In the aftermath of the game on Wednesday, there was a lot of talk about Celtic dreadful away record in Europe. I remember such talk about our away domestic form when we failed to win any of the first three matches on the road last season.

I have always found the idea that a team should be judged on what teams who came before them did or didn’t do to be frankly stupid. The recent history that this club lugs on its shoulders in Europe right now is a weight that it should never have to be bear because it’s not their weight to carry. Those failures belonged to other Celtic sides.

It is high time this one realised that this bag of bricks can be put at the side of the road. That’s part of what is dragging them down right now, this idea that they somehow bear those scars.

Very few of them do. There is no need for this team to feel that it has some responsibility for re-writing history. They started on a new page. They must write their own.

The media loves to put us under pressure for our past sins.

But there is no reason that this side cannot do what other Celtic sides have failed to.

It is preposterous to look back at records set under previous Celtic bosses, when not a member of this team was at Celtic Park, and somehow hold this side accountable for those mistakes and defeats.

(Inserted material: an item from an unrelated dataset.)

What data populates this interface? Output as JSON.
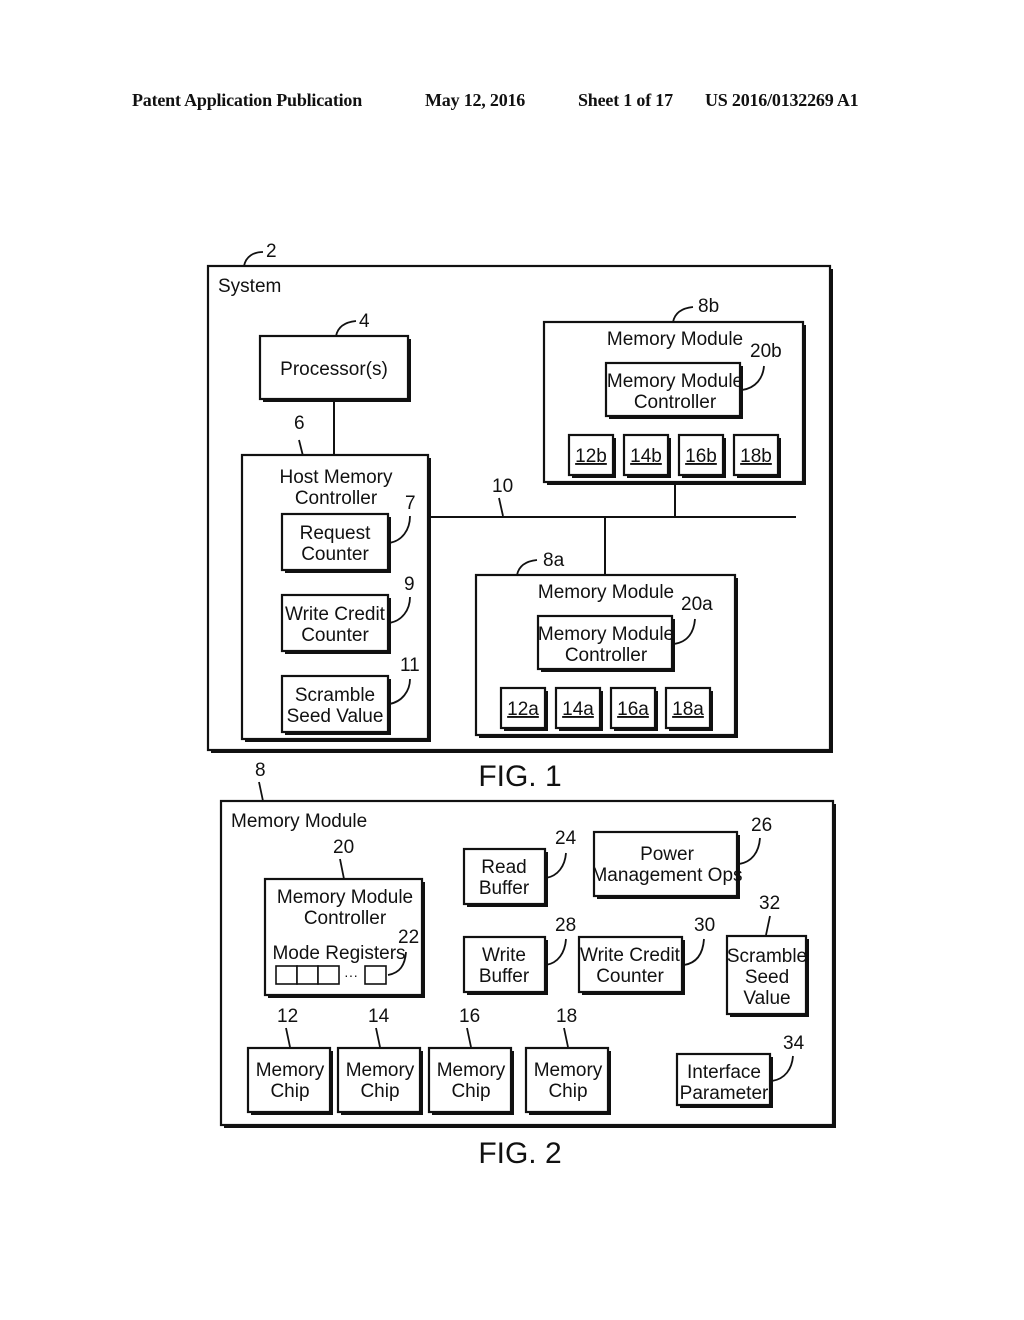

And yet I don’t have the slightest doubt that part of the problem this team has is that they feel that on their shoulders. It is simply unfair and un-necessary to burden them with it.

Ange has to get through to these guys that there is no need for a collective inferiority complex.

The commentary team on BT Sport were at great pains to talk, for example, about our record in Germany; we’d one won once in 14 trips there before that game. It was as if these players were the ones who played in all those matches, and they didn’t. Some of them were played before some members of this Celtic team were even bloody born.

Yet these players had made a mere one of those trips, to Leverkusen last year.

Yet the mentality seems to haunt us.

The collective toll of that record seems to be chained to their legs, making a difficult job even harder.

This team clearly need to acquit itself better when it’s on the road, but this is a common failing of teams in Europe; most of them are vastly different sides when they are playing in front of the home crowd.

Besides, the only records they are competing against are their own.

They are the only standard by which this team ought to be judged.

The sins of the fathers must not be paid by the sons. These guys deserve nothing less than to be accountable only for what they do or fail to … not what every Celtic side who ever lost a game in Europe did before them.